Zoom Lecture: https://technion.zoom.us/j/93620048284

Advisor: Prof. Assaf Schuster

The planted clique problem plays an important role in the field of average-case complexity. The problem consists of detecting graphs that contain a hidden clique of size $k$ that was planted in graphs from the Erdos-Renyi model $G_{n,0.5}$. The planted clique conjecture suggests that there is no polynomial-time algorithm that can solve the planted clique problem when $2\log_2(n) \ll k \ll \sqrt{n}$.
This conjecture has served as the underlying hardness assumption in several different works in fields such as cryptography and machine learning.

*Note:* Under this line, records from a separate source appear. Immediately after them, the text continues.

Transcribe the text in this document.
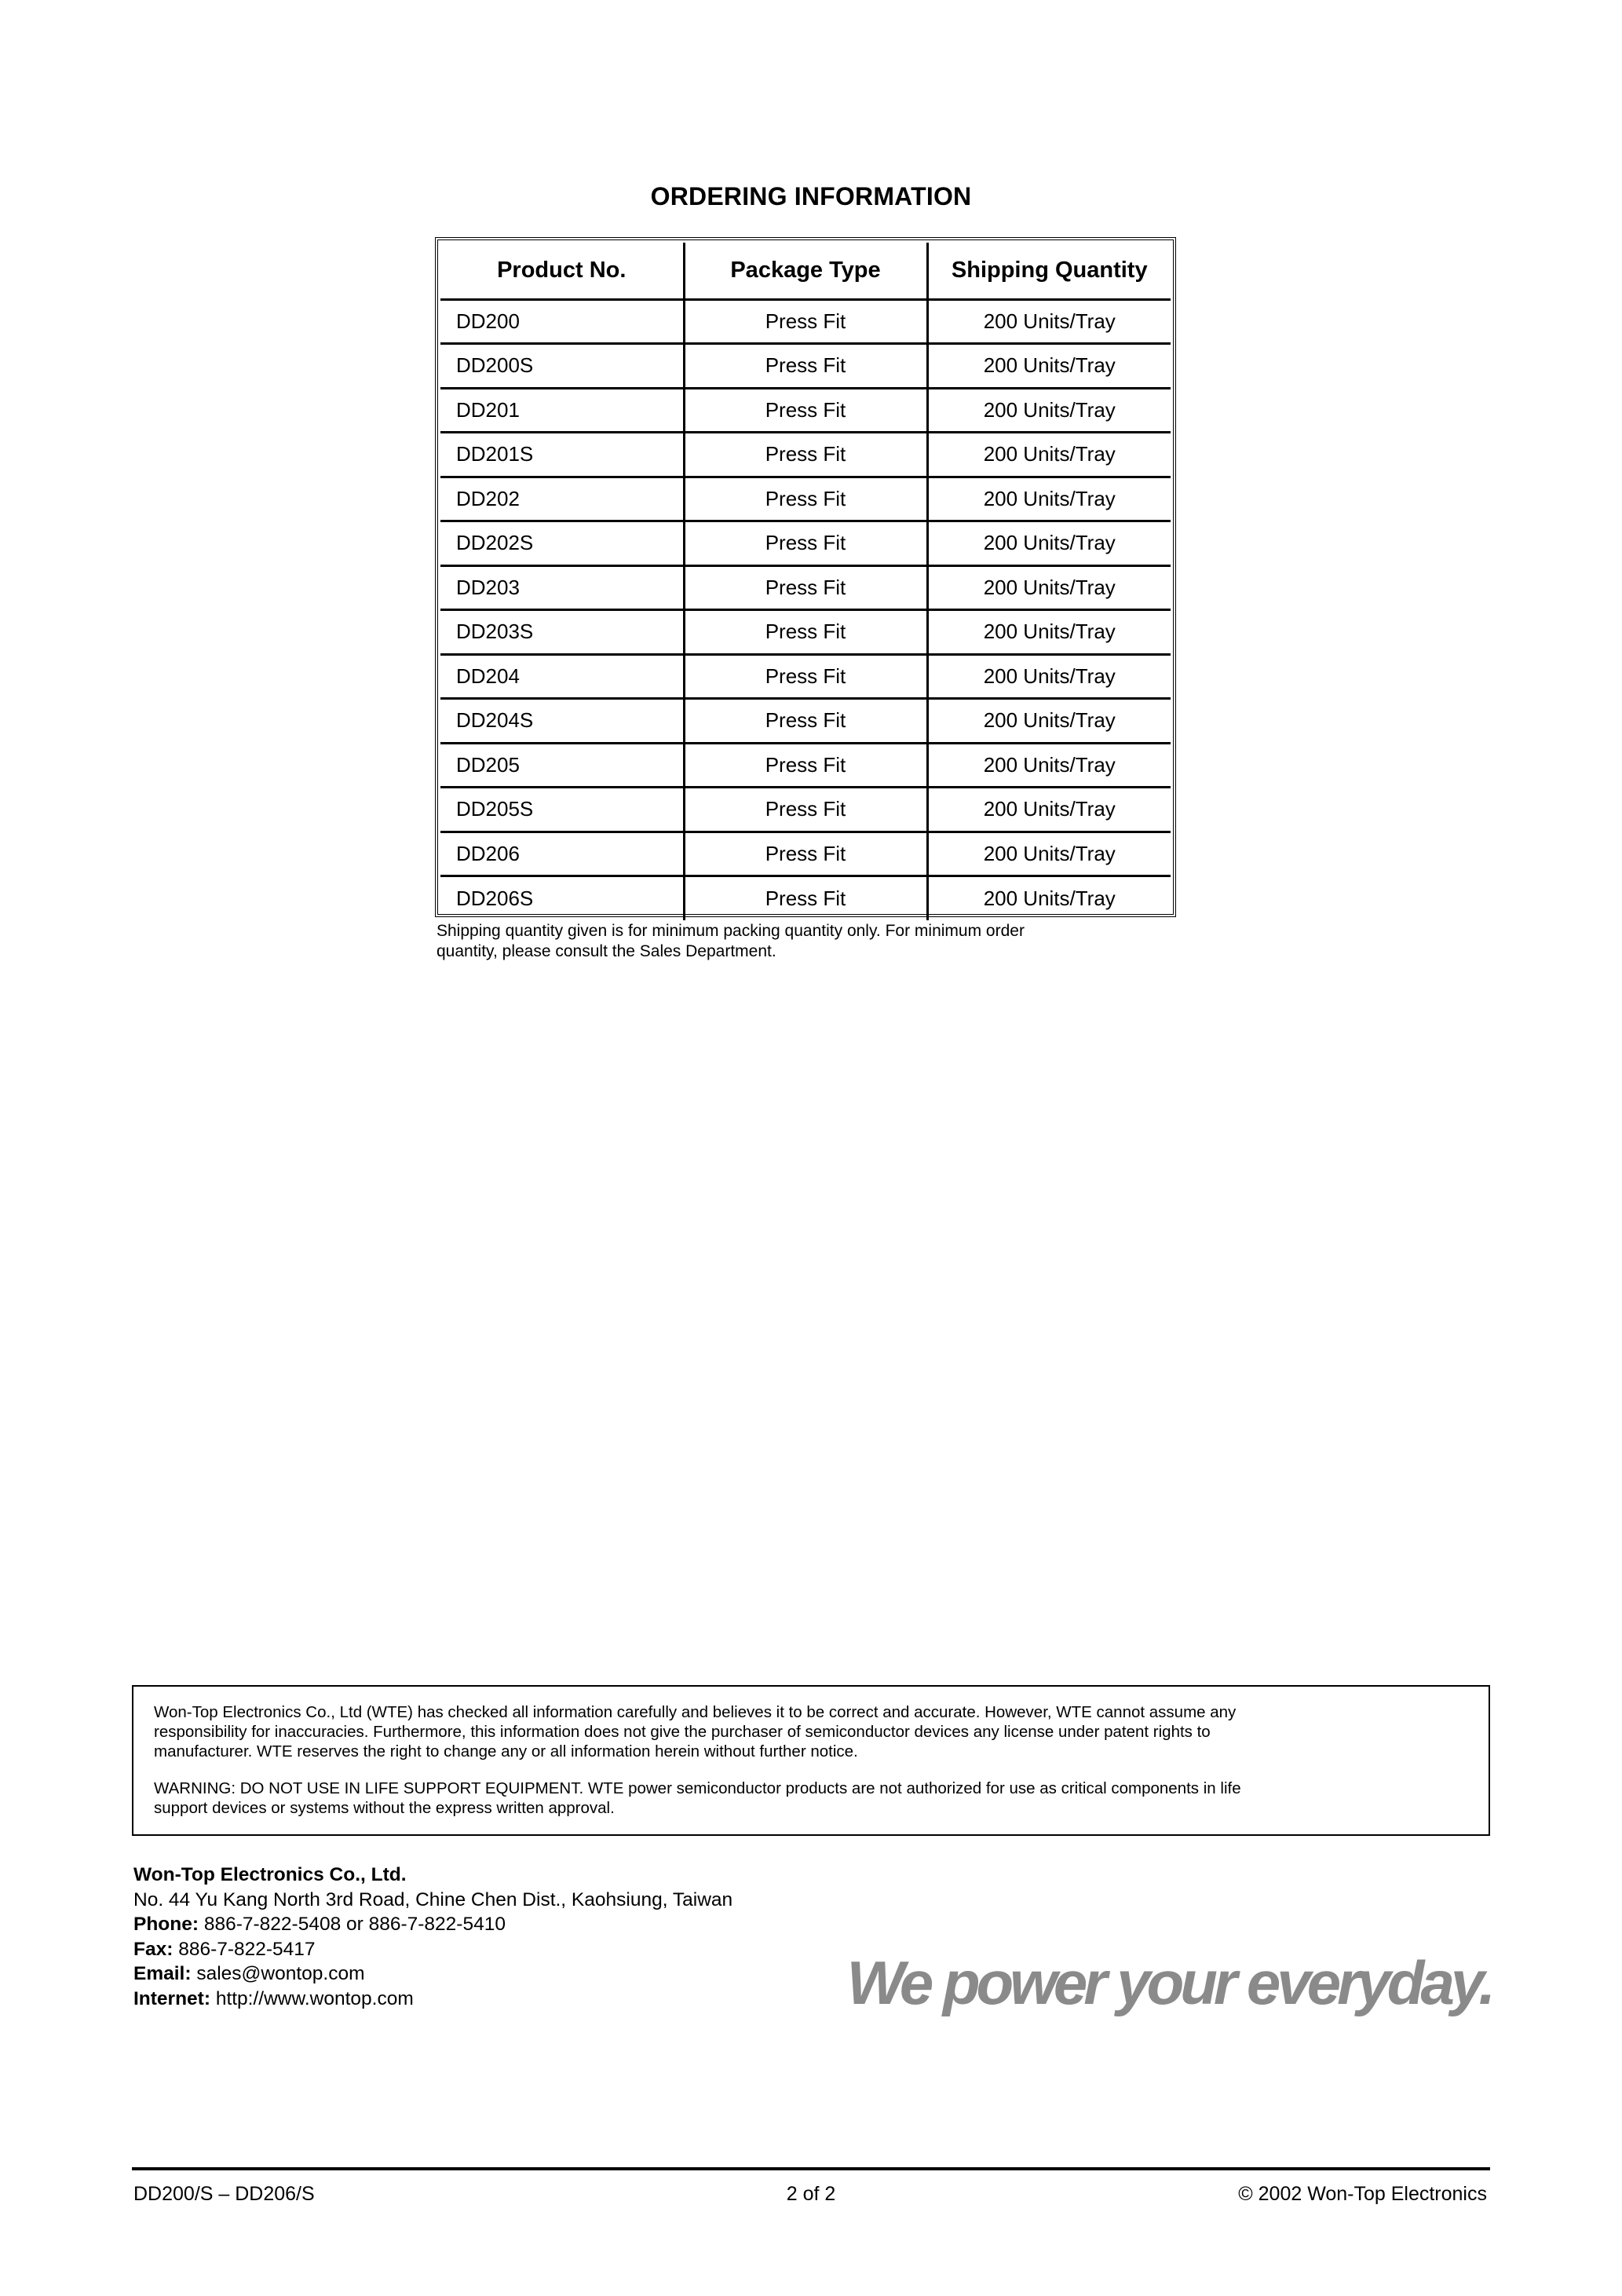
ORDERING INFORMATION
Product No.	Package Type	Shipping Quantity
DD200	Press Fit	200 Units/Tray
DD200S	Press Fit	200 Units/Tray
DD201	Press Fit	200 Units/Tray
DD201S	Press Fit	200 Units/Tray
DD202	Press Fit	200 Units/Tray
DD202S	Press Fit	200 Units/Tray
DD203	Press Fit	200 Units/Tray
DD203S	Press Fit	200 Units/Tray
DD204	Press Fit	200 Units/Tray
DD204S	Press Fit	200 Units/Tray
DD205	Press Fit	200 Units/Tray
DD205S	Press Fit	200 Units/Tray
DD206	Press Fit	200 Units/Tray
DD206S	Press Fit	200 Units/Tray
Shipping quantity given is for minimum packing quantity only. For minimum order
quantity, please consult the Sales Department.

Won-Top Electronics Co., Ltd (WTE) has checked all information carefully and believes it to be correct and accurate. However, WTE cannot assume any
responsibility for inaccuracies. Furthermore, this information does not give the purchaser of semiconductor devices any license under patent rights to
manufacturer. WTE reserves the right to change any or all information herein without further notice.

WARNING: DO NOT USE IN LIFE SUPPORT EQUIPMENT. WTE power semiconductor products are not authorized for use as critical components in life
support devices or systems without the express written approval.

Won-Top Electronics Co., Ltd.
No. 44 Yu Kang North 3rd Road, Chine Chen Dist., Kaohsiung, Taiwan
Phone: 886-7-822-5408 or 886-7-822-5410
Fax: 886-7-822-5417
Email: sales@wontop.com
Internet: http://www.wontop.com	We power your everyday.
DD200/S – DD206/S	2 of 2	© 2002 Won-Top Electronics
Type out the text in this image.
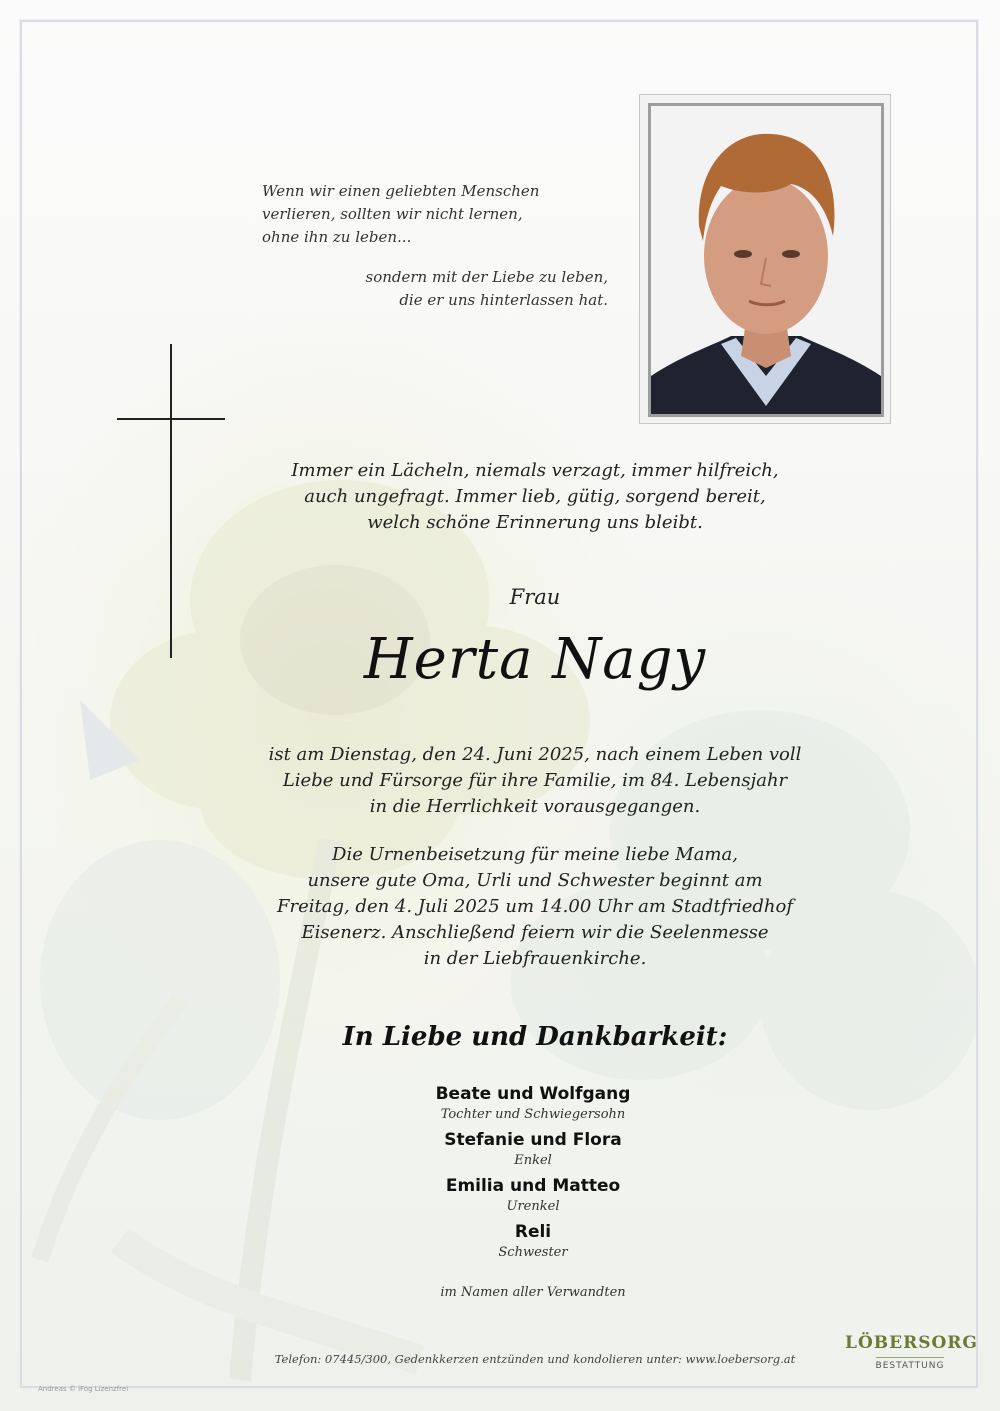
Wenn wir einen geliebten Menschen

verlieren, sollten wir nicht lernen,

ohne ihn zu leben...

sondern mit der Liebe zu leben,

die er uns hinterlassen hat.

Immer ein Lächeln, niemals verzagt, immer hilfreich,

auch ungefragt. Immer lieb, gütig, sorgend bereit,

welch schöne Erinnerung uns bleibt.

Frau
Herta Nagy

ist am Dienstag, den 24. Juni 2025, nach einem Leben voll

Liebe und Fürsorge für ihre Familie, im 84. Lebensjahr

in die Herrlichkeit vorausgegangen.

Die Urnenbeisetzung für meine liebe Mama,

unsere gute Oma, Urli und Schwester beginnt am

Freitag, den 4. Juli 2025 um 14.00 Uhr am Stadtfriedhof

Eisenerz. Anschließend feiern wir die Seelenmesse

in der Liebfrauenkirche.

In Liebe und Dankbarkeit:
Beate und Wolfgang
Tochter und Schwiegersohn
Stefanie und Flora
Enkel
Emilia und Matteo
Urenkel
Reli
Schwester
im Namen aller Verwandten
Telefon: 07445/300, Gedenkkerzen entzünden und kondolieren unter: www.loebersorg.at
LÖBERSORG
BESTATTUNG
Andreas © iFog Lizenzfrei
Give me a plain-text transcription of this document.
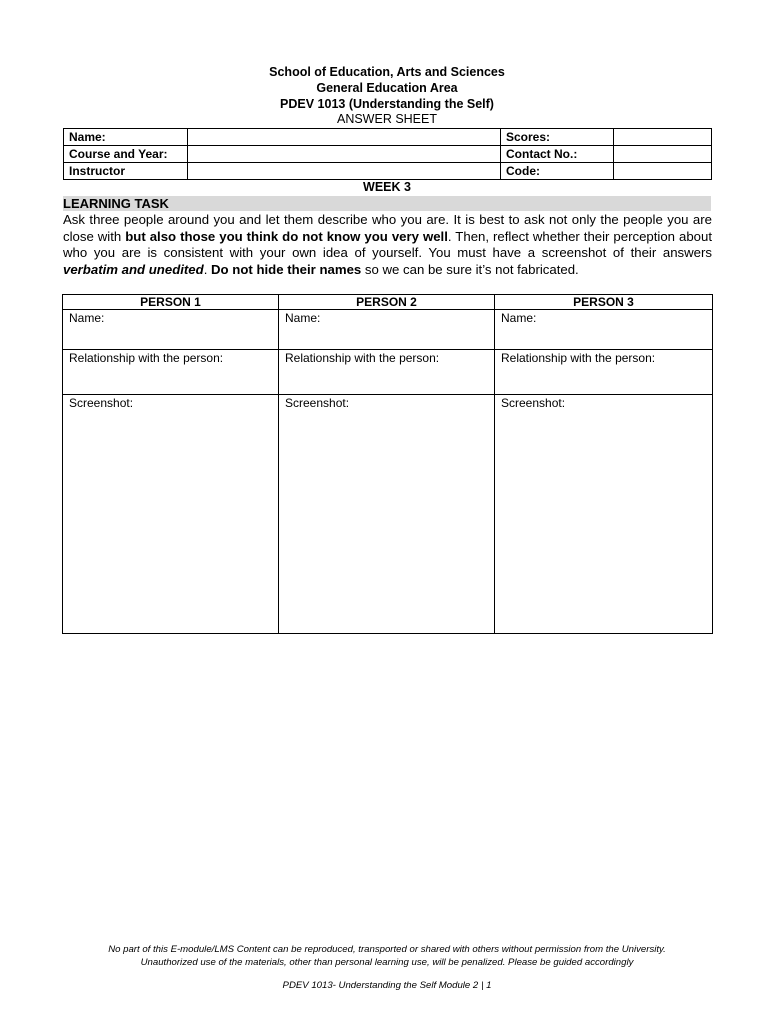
School of Education, Arts and Sciences
General Education Area
PDEV 1013 (Understanding the Self)
ANSWER SHEET
Name:		Scores:	
Course and Year:		Contact No.:	
Instructor		Code:	
WEEK 3
LEARNING TASK
Ask three people around you and let them describe who you are. It is best to ask not only the people you are close with but also those you think do not know you very well. Then, reflect whether their perception about who you are is consistent with your own idea of yourself. You must have a screenshot of their answers verbatim and unedited. Do not hide their names so we can be sure it’s not fabricated.
PERSON 1	PERSON 2	PERSON 3
Name:	Name:	Name:
Relationship with the person:	Relationship with the person:	Relationship with the person:
Screenshot:	Screenshot:	Screenshot:
No part of this E-module/LMS Content can be reproduced, transported or shared with others without permission from the University.
Unauthorized use of the materials, other than personal learning use, will be penalized. Please be guided accordingly
PDEV 1013- Understanding the Self Module 2 | 1
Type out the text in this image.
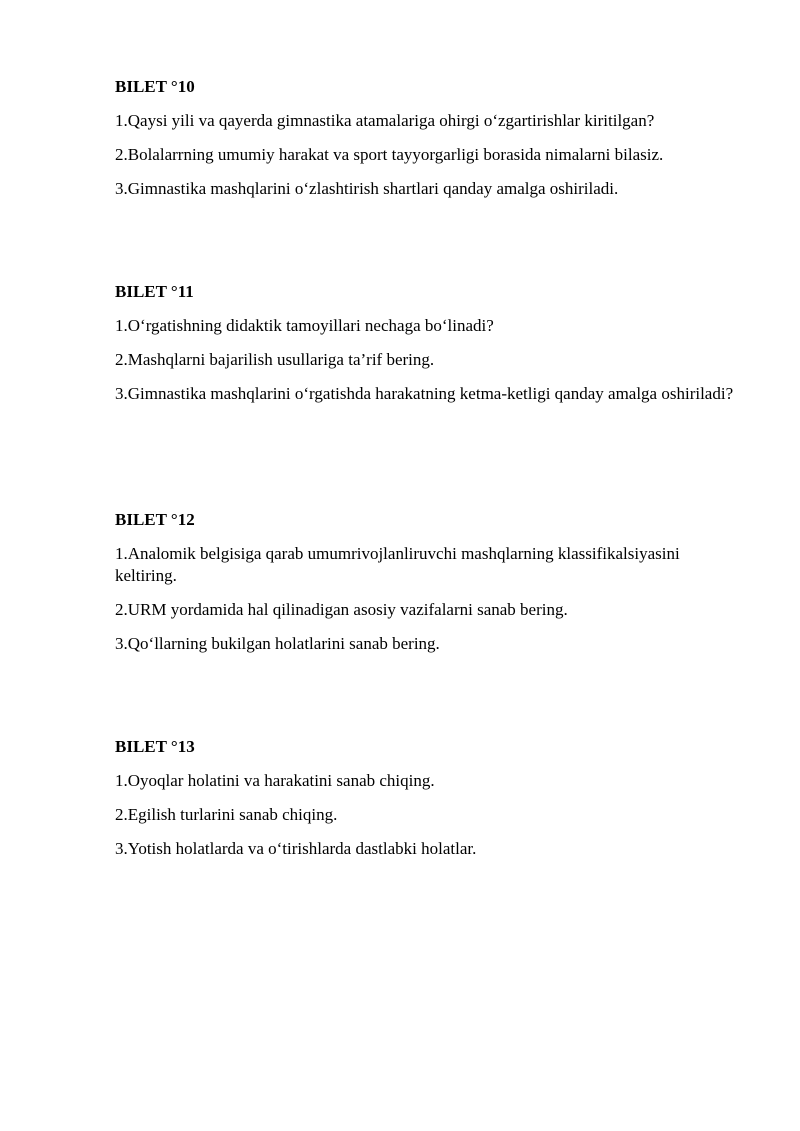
BILET °10

1.Qaysi yili va qayerda gimnastika atamalariga ohirgi o‘zgartirishlar kiritilgan?

2.Bolalarrning umumiy harakat va sport tayyorgarligi borasida nimalarni bilasiz.

3.Gimnastika mashqlarini o‘zlashtirish shartlari qanday amalga oshiriladi.

BILET °11

1.O‘rgatishning didaktik tamoyillari nechaga bo‘linadi?

2.Mashqlarni bajarilish usullariga ta’rif bering.

3.Gimnastika mashqlarini o‘rgatishda harakatning ketma-ketligi qanday amalga oshiriladi?

BILET °12

1.Analomik belgisiga qarab umumrivojlanliruvchi mashqlarning klassifikalsiyasini keltiring.

2.URM yordamida hal qilinadigan asosiy vazifalarni sanab bering.

3.Qo‘llarning bukilgan holatlarini sanab bering.

BILET °13

1.Oyoqlar holatini va harakatini sanab chiqing.

2.Egilish turlarini sanab chiqing.

3.Yotish holatlarda va o‘tirishlarda dastlabki holatlar.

We propose a deep learning framework for approximating the planted clique problem. Due to the well-defined random distribution of the planted clique problem, when certain conditions are met, we are able to generate unlimited amounts of training data with constant-time labelling. Our framework leverages that ability and uses polynomial-sized feed-forward neural networks. We evaluate this framework empirically on multiple different planted clique distributions and manage to achieve high accuracy scores that surpass 90\% in some cases.
Our results show that more research is needed in applying deep learning techniques to problems from average-case complexity theory.
We then address the possibility of expanding this framework to the maximum clique problem. The set of graphs with $n$ nodes is broken down to smaller, more focused subsets, and for each subset, we train a network that approximates the maximum clique problem. We assume that for each subset, an oracle machine that labels most of the subset in polynomial time exists. We prove this concept by conducting empirical evaluations on small graphs by using an exponential-time algorithm in order to simulate the oracle machine. The results show that if we can approximate such oracle machine in polynomial time, then the maximum clique problem can be effectively learned from the smaller, more focused subsets.